ULUSLARARASI TOPLUM BİR ÇÖZÜM ÜRETMELİ 

DAİŞ tehlikesinden dolayı sayılarının 44'e ulaştığını söyleyen İç Güvenlik Güçleri Sözcüsü Elî El Hesen, kampta 55 bin kişinin olduğuna dikkat çekti. Demokratik Suriye Güçleri (QSD) ile İç Güvenlik Güçleri'nin kampın güvenliğini sağlamak için çok büyük emek sarf ettiklerini vurgulayan Elî El Hesen, uluslararası topluma birçok kez çözüm için çağrıda bulunduklarını hatırlattı. 

Elî El Hesen, Hol Kampı sorunun uluslararası alanda çözülmesi durumunda QSD ve İç Güvenlik Güçleri'nin yükünün hafifleyeceğini ifade etti. 

'KORKUDAN ÇADIRLARDAN ÇIKAMIYORUZ'

Hol Kampı'nda yaşayanlar da kamp içinde uyuyan DAİŞ hücrelerinden dolayı korku içinde yaşadıklarını dile getirerek, kampta güvenliğin sağlanması için bu tür operasyonların mutlaka yapılması gerektiğini ifade etti.
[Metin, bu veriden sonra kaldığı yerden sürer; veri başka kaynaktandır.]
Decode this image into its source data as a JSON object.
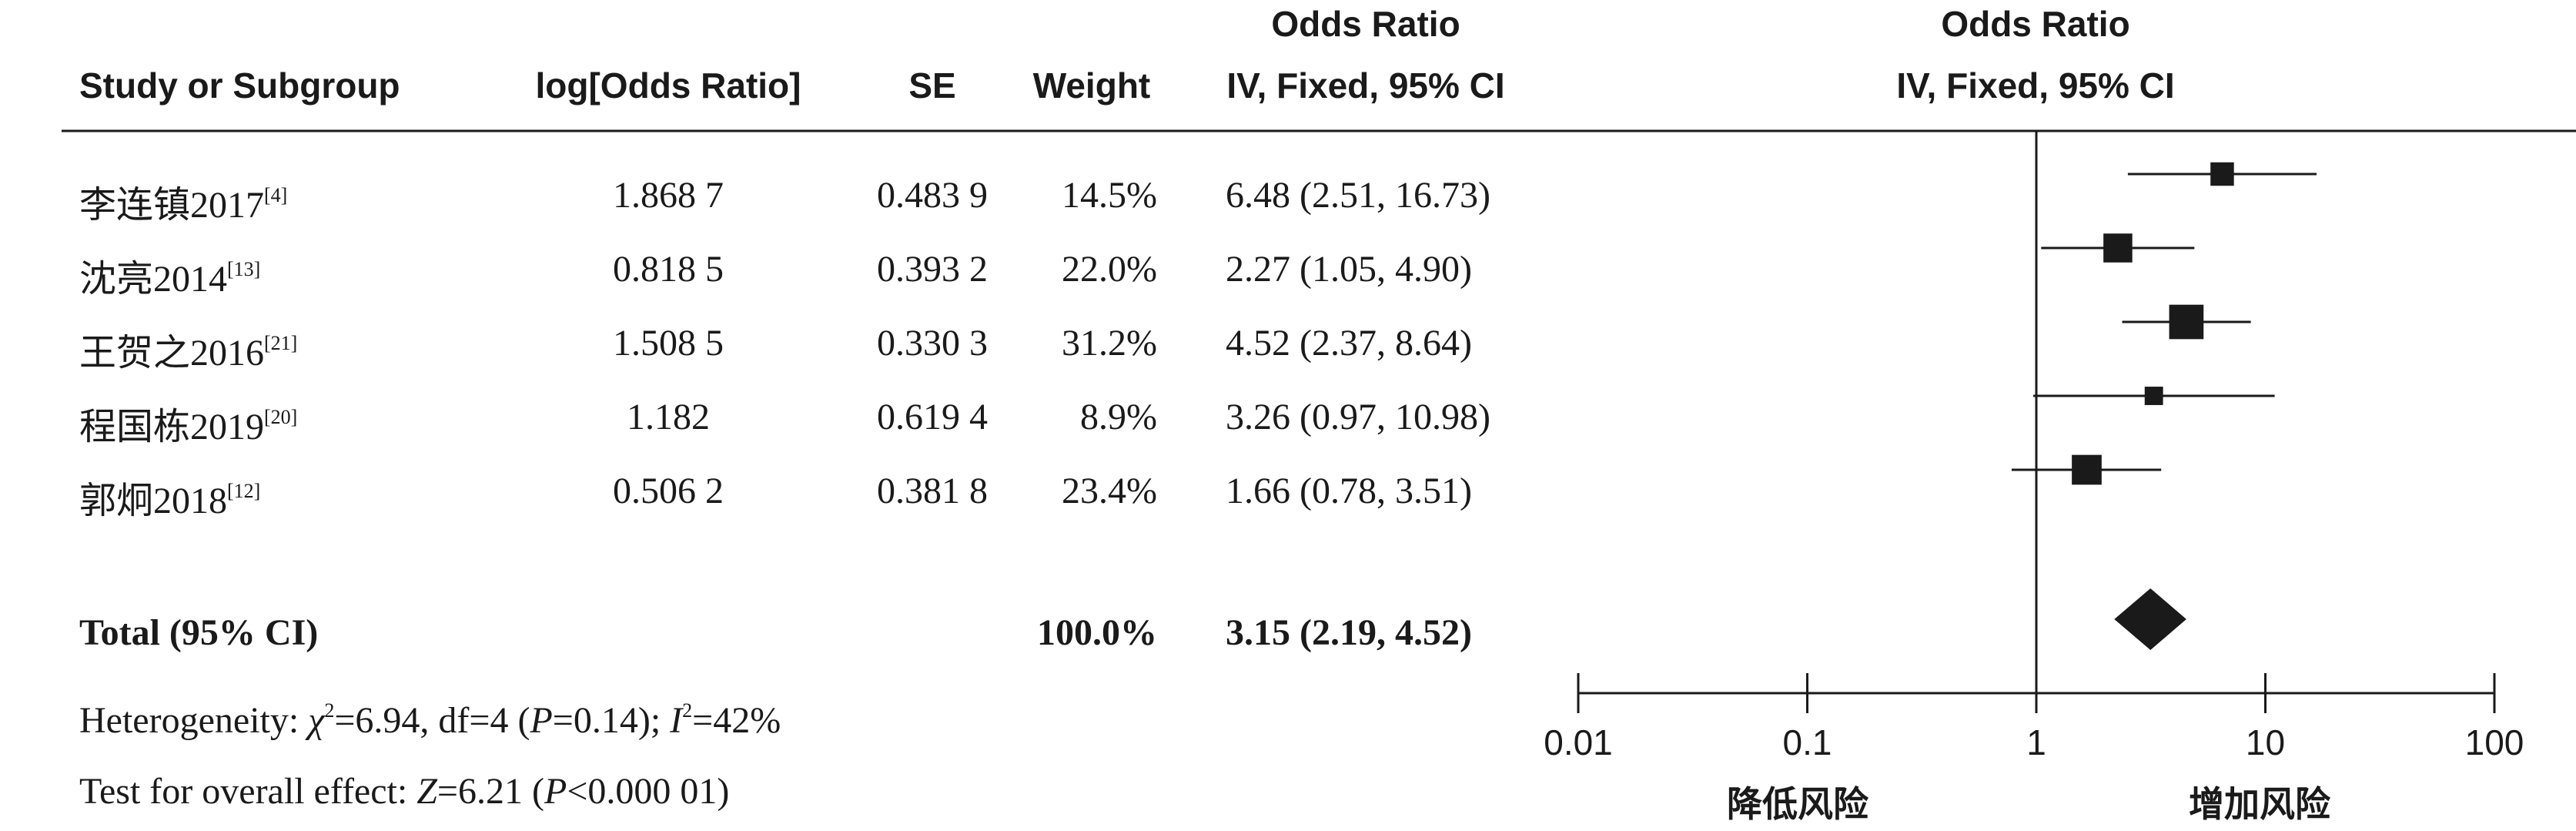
{
  "headers": {
    "study": "Study or Subgroup",
    "log_or": "log[Odds Ratio]",
    "se": "SE",
    "weight": "Weight",
    "or_line1": "Odds Ratio",
    "or_line2": "IV, Fixed, 95% CI",
    "plot_line1": "Odds Ratio",
    "plot_line2": "IV, Fixed, 95% CI"
  },
  "studies": [
    {
      "name": "李连镇2017",
      "ref": "[4]",
      "log_or": "1.868 7",
      "se": "0.483 9",
      "weight": "14.5%",
      "ci_text": "6.48 (2.51, 16.73)"
    },
    {
      "name": "沈亮2014",
      "ref": "[13]",
      "log_or": "0.818 5",
      "se": "0.393 2",
      "weight": "22.0%",
      "ci_text": "2.27 (1.05, 4.90)"
    },
    {
      "name": "王贺之2016",
      "ref": "[21]",
      "log_or": "1.508 5",
      "se": "0.330 3",
      "weight": "31.2%",
      "ci_text": "4.52 (2.37, 8.64)"
    },
    {
      "name": "程国栋2019",
      "ref": "[20]",
      "log_or": "1.182",
      "se": "0.619 4",
      "weight": "8.9%",
      "ci_text": "3.26 (0.97, 10.98)"
    },
    {
      "name": "郭炯2018",
      "ref": "[12]",
      "log_or": "0.506 2",
      "se": "0.381 8",
      "weight": "23.4%",
      "ci_text": "1.66 (0.78, 3.51)"
    }
  ],
  "total": {
    "label": "Total (95% CI)",
    "weight": "100.0%",
    "ci_text": "3.15 (2.19, 4.52)"
  },
  "heterogeneity": {
    "prefix": "Heterogeneity: ",
    "chi": "χ",
    "chi_sup": "2",
    "chi_val": "=6.94, df=4 (",
    "p": "P",
    "p_val": "=0.14); ",
    "i": "I",
    "i_sup": "2",
    "i_val": "=42%"
  },
  "overall": {
    "prefix": "Test for overall effect: ",
    "z": "Z",
    "z_val": "=6.21 (",
    "p": "P",
    "p_val": "<0.000 01)"
  },
  "chart_data": {
    "type": "forest",
    "scale": "log",
    "xlim": [
      0.01,
      100
    ],
    "ticks": [
      "0.01",
      "0.1",
      "1",
      "10",
      "100"
    ],
    "null_value": 1,
    "left_label": "降低风险",
    "right_label": "增加风险",
    "studies": [
      {
        "name": "李连镇2017",
        "or": 6.48,
        "lower": 2.51,
        "upper": 16.73,
        "weight": 14.5
      },
      {
        "name": "沈亮2014",
        "or": 2.27,
        "lower": 1.05,
        "upper": 4.9,
        "weight": 22.0
      },
      {
        "name": "王贺之2016",
        "or": 4.52,
        "lower": 2.37,
        "upper": 8.64,
        "weight": 31.2
      },
      {
        "name": "程国栋2019",
        "or": 3.26,
        "lower": 0.97,
        "upper": 10.98,
        "weight": 8.9
      },
      {
        "name": "郭炯2018",
        "or": 1.66,
        "lower": 0.78,
        "upper": 3.51,
        "weight": 23.4
      }
    ],
    "total": {
      "or": 3.15,
      "lower": 2.19,
      "upper": 4.52
    }
  }
}
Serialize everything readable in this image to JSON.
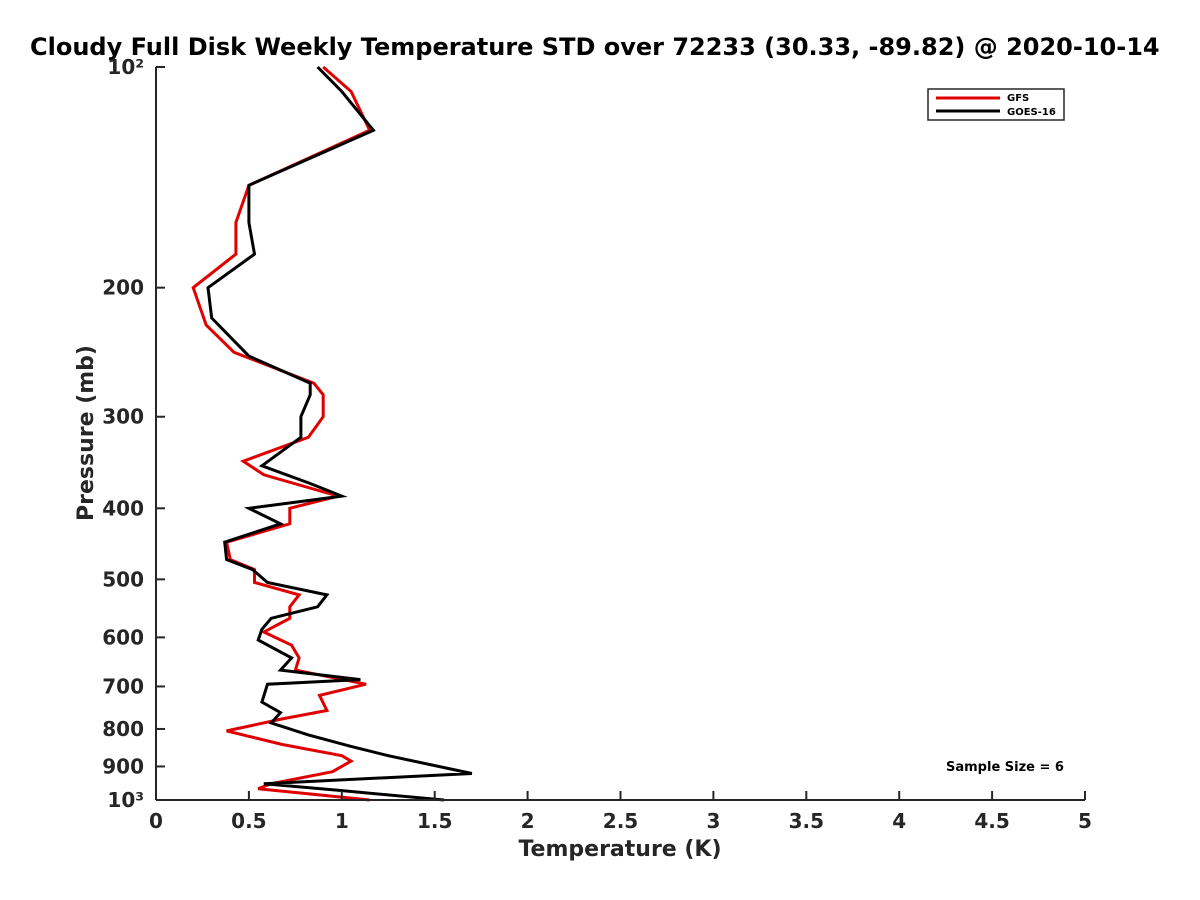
{
  "chart_data": {
    "type": "line",
    "title": "Cloudy Full Disk Weekly Temperature STD over 72233 (30.33, -89.82) @ 2020-10-14",
    "xlabel": "Temperature (K)",
    "ylabel": "Pressure (mb)",
    "xlim": [
      0,
      5
    ],
    "ylim": [
      100,
      1000
    ],
    "yscale": "log",
    "y_direction": "reversed",
    "x_ticks": [
      0,
      0.5,
      1,
      1.5,
      2,
      2.5,
      3,
      3.5,
      4,
      4.5,
      5
    ],
    "x_tick_labels": [
      "0",
      "0.5",
      "1",
      "1.5",
      "2",
      "2.5",
      "3",
      "3.5",
      "4",
      "4.5",
      "5"
    ],
    "y_ticks": [
      100,
      200,
      300,
      400,
      500,
      600,
      700,
      800,
      900,
      1000
    ],
    "y_tick_labels": [
      "10²",
      "200",
      "300",
      "400",
      "500",
      "600",
      "700",
      "800",
      "900",
      "10³"
    ],
    "legend_position": "top-right",
    "annotation": "Sample Size = 6",
    "series": [
      {
        "name": "GFS",
        "color": "#e00000",
        "points": [
          [
            0.9,
            100
          ],
          [
            1.05,
            108
          ],
          [
            1.15,
            122
          ],
          [
            0.5,
            145
          ],
          [
            0.43,
            163
          ],
          [
            0.43,
            180
          ],
          [
            0.2,
            200
          ],
          [
            0.27,
            225
          ],
          [
            0.42,
            245
          ],
          [
            0.85,
            270
          ],
          [
            0.9,
            280
          ],
          [
            0.9,
            300
          ],
          [
            0.82,
            320
          ],
          [
            0.47,
            345
          ],
          [
            0.58,
            360
          ],
          [
            0.98,
            385
          ],
          [
            0.72,
            400
          ],
          [
            0.72,
            420
          ],
          [
            0.38,
            445
          ],
          [
            0.4,
            470
          ],
          [
            0.53,
            485
          ],
          [
            0.53,
            505
          ],
          [
            0.77,
            525
          ],
          [
            0.72,
            545
          ],
          [
            0.72,
            565
          ],
          [
            0.58,
            590
          ],
          [
            0.73,
            615
          ],
          [
            0.77,
            640
          ],
          [
            0.75,
            665
          ],
          [
            1.13,
            695
          ],
          [
            0.88,
            720
          ],
          [
            0.92,
            755
          ],
          [
            0.68,
            775
          ],
          [
            0.38,
            805
          ],
          [
            0.68,
            840
          ],
          [
            1.0,
            870
          ],
          [
            1.05,
            885
          ],
          [
            0.95,
            915
          ],
          [
            0.62,
            950
          ],
          [
            0.55,
            965
          ],
          [
            1.15,
            1000
          ]
        ]
      },
      {
        "name": "GOES-16",
        "color": "#000000",
        "points": [
          [
            0.87,
            100
          ],
          [
            1.0,
            108
          ],
          [
            1.17,
            122
          ],
          [
            0.5,
            145
          ],
          [
            0.5,
            163
          ],
          [
            0.53,
            180
          ],
          [
            0.28,
            200
          ],
          [
            0.3,
            220
          ],
          [
            0.5,
            248
          ],
          [
            0.83,
            270
          ],
          [
            0.83,
            280
          ],
          [
            0.78,
            300
          ],
          [
            0.78,
            320
          ],
          [
            0.57,
            350
          ],
          [
            0.83,
            370
          ],
          [
            1.0,
            385
          ],
          [
            0.5,
            400
          ],
          [
            0.67,
            420
          ],
          [
            0.37,
            445
          ],
          [
            0.38,
            470
          ],
          [
            0.52,
            485
          ],
          [
            0.6,
            505
          ],
          [
            0.92,
            525
          ],
          [
            0.87,
            545
          ],
          [
            0.62,
            565
          ],
          [
            0.57,
            585
          ],
          [
            0.55,
            605
          ],
          [
            0.73,
            640
          ],
          [
            0.67,
            665
          ],
          [
            1.1,
            685
          ],
          [
            0.6,
            695
          ],
          [
            0.57,
            735
          ],
          [
            0.67,
            760
          ],
          [
            0.62,
            785
          ],
          [
            0.82,
            815
          ],
          [
            1.05,
            845
          ],
          [
            1.25,
            870
          ],
          [
            1.7,
            920
          ],
          [
            0.58,
            950
          ],
          [
            0.98,
            970
          ],
          [
            1.55,
            1000
          ]
        ]
      }
    ]
  }
}
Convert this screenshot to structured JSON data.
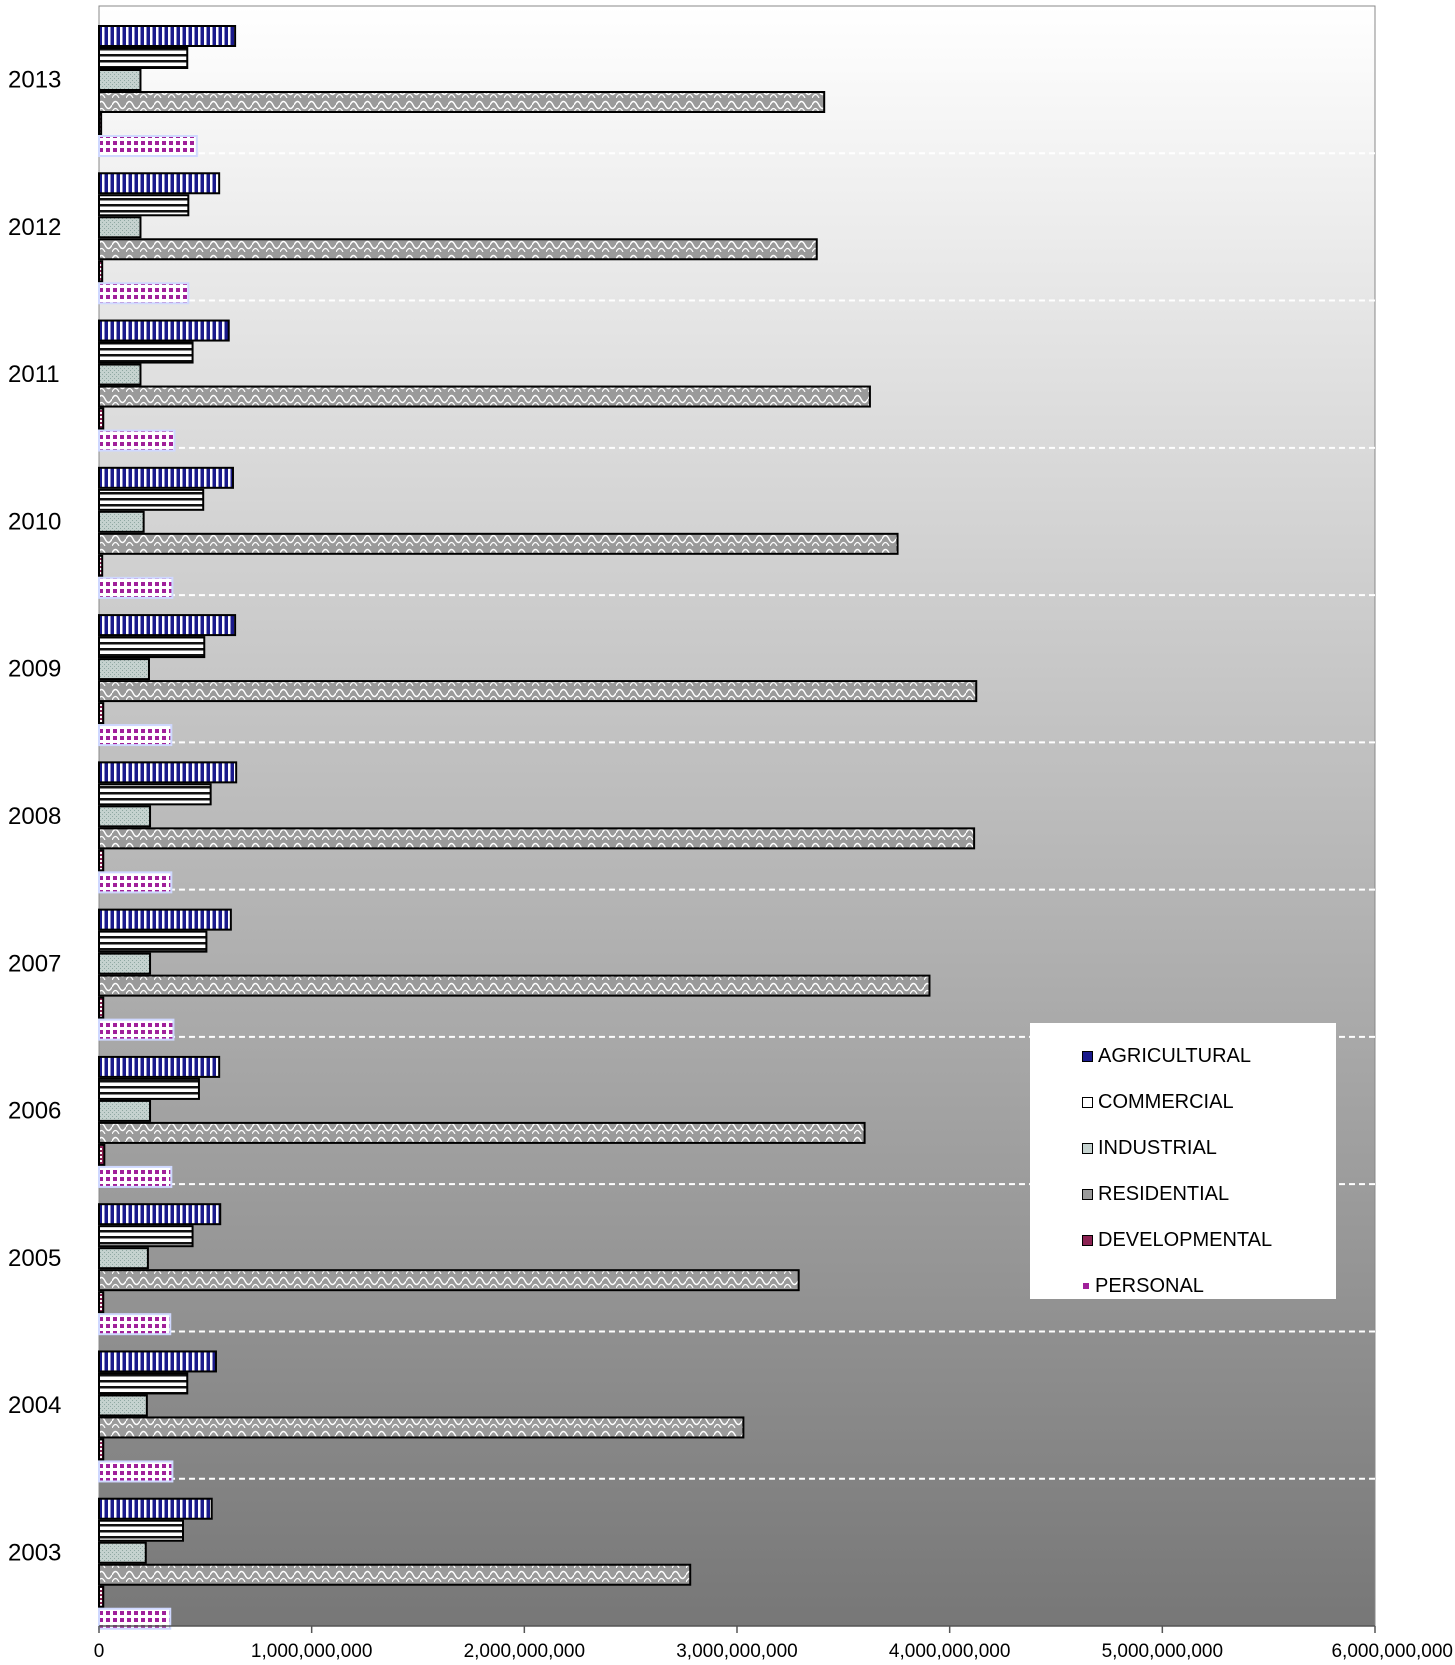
{
  "chart_data": {
    "type": "bar",
    "orientation": "horizontal",
    "categories": [
      "2003",
      "2004",
      "2005",
      "2006",
      "2007",
      "2008",
      "2009",
      "2010",
      "2011",
      "2012",
      "2013"
    ],
    "x_tick_labels": [
      "0",
      "1,000,000,000",
      "2,000,000,000",
      "3,000,000,000",
      "4,000,000,000",
      "5,000,000,000",
      "6,000,000,000"
    ],
    "xlim": [
      0,
      6000000000
    ],
    "grid": "horizontal dashed separators between years",
    "legend_position": "lower-right",
    "series": [
      {
        "name": "AGRICULTURAL",
        "color": "#1a1a8c",
        "values": [
          530000000,
          550000000,
          570000000,
          565000000,
          620000000,
          645000000,
          640000000,
          630000000,
          610000000,
          565000000,
          640000000
        ]
      },
      {
        "name": "COMMERCIAL",
        "color": "#ffffff",
        "values": [
          395000000,
          415000000,
          440000000,
          470000000,
          505000000,
          525000000,
          495000000,
          490000000,
          440000000,
          420000000,
          415000000
        ]
      },
      {
        "name": "INDUSTRIAL",
        "color": "#c8d4d0",
        "values": [
          220000000,
          225000000,
          230000000,
          240000000,
          240000000,
          240000000,
          235000000,
          210000000,
          195000000,
          195000000,
          195000000
        ]
      },
      {
        "name": "RESIDENTIAL",
        "color": "#a0a0a0",
        "values": [
          2780000000,
          3030000000,
          3290000000,
          3600000000,
          3905000000,
          4115000000,
          4125000000,
          3755000000,
          3625000000,
          3375000000,
          3410000000
        ]
      },
      {
        "name": "DEVELOPMENTAL",
        "color": "#8b2252",
        "values": [
          20000000,
          20000000,
          20000000,
          25000000,
          20000000,
          20000000,
          20000000,
          15000000,
          20000000,
          15000000,
          10000000
        ]
      },
      {
        "name": "PERSONAL",
        "color": "#a0209a",
        "values": [
          335000000,
          345000000,
          335000000,
          340000000,
          350000000,
          340000000,
          340000000,
          345000000,
          355000000,
          420000000,
          460000000
        ]
      }
    ]
  }
}
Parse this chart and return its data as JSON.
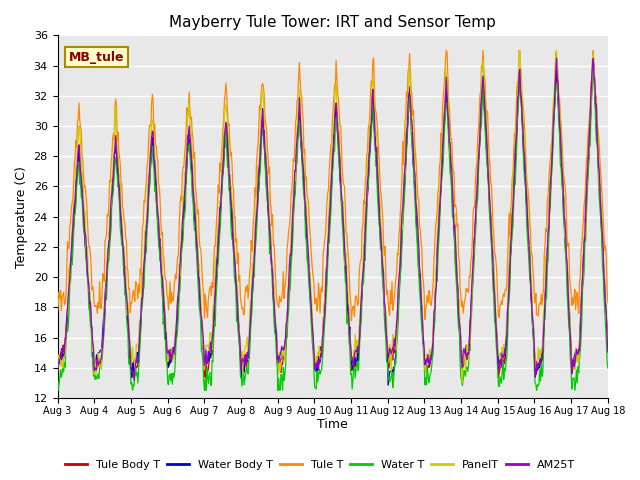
{
  "title": "Mayberry Tule Tower: IRT and Sensor Temp",
  "xlabel": "Time",
  "ylabel": "Temperature (C)",
  "ylim": [
    12,
    36
  ],
  "yticks": [
    12,
    14,
    16,
    18,
    20,
    22,
    24,
    26,
    28,
    30,
    32,
    34,
    36
  ],
  "num_days": 15,
  "start_day": 3,
  "legend_labels": [
    "Tule Body T",
    "Water Body T",
    "Tule T",
    "Water T",
    "PanelT",
    "AM25T"
  ],
  "line_colors": [
    "#cc0000",
    "#0000cc",
    "#ff8800",
    "#00cc00",
    "#cccc00",
    "#9900cc"
  ],
  "watermark_text": "MB_tule",
  "bg_color": "#e8e8e8",
  "grid_color": "#ffffff"
}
Iraklı Najah Zain Muhammed, kampta yaşanan olayları gördüklerini ama korkudan ses çıkaramadıklarını belirtti. Kampta cinayetlerin işlendiğini, DAİŞ çetelerine karşı gelmeleri durumunda kendilerinin de zarar görebileceklerini söyledi. 

Kampta can güvenliğinin olmadığının altını çizen Eyûb Necim Ebdullah, DAİŞ hücrelerinin açığa çıkması halinde rahat edebileceklerini ifade etti. Ebdullah bazı günlerde korkudan gece yarısına kadar uyuyamadıklarını sözlerine ekledi. 

4 yıl önce Irak'tan Hol Kampı'na geçen Heya Hisên, kampta huzurlu yaşayabilmeleri için İnsani ve Güvenlik operasyonlarına ihtiyaç olduğunu vurguladı. 

Suheyla Humeyd Ebdullah da 4 yıldır Hol Kampı'nda yaşıyor. DAİŞ tehlikesinden dolayı korku ile yaşadıklarını kaydeden Ebdullah, "DAİŞ'in kamptaki zulmünden dolayı korku içerisindeyiz. Kampta çok fazla cinayet ve katliam yapıldığı için sabah uyandığımızda hala hayatta olduğumuza şükrediyoruz. Aileden biri akşam hasta olunca korkudan çadırından çıkamıyor. Çünkü birileri bizi çadırın dışında görürse ve sebepsiz yere öldürülürsek kimse bu duruma karşı sesini de çıkaramaz. Bu nedenle kampın güvenliği için bu tür operasyonların yapılması gerekiyor" şeklinde konuştu.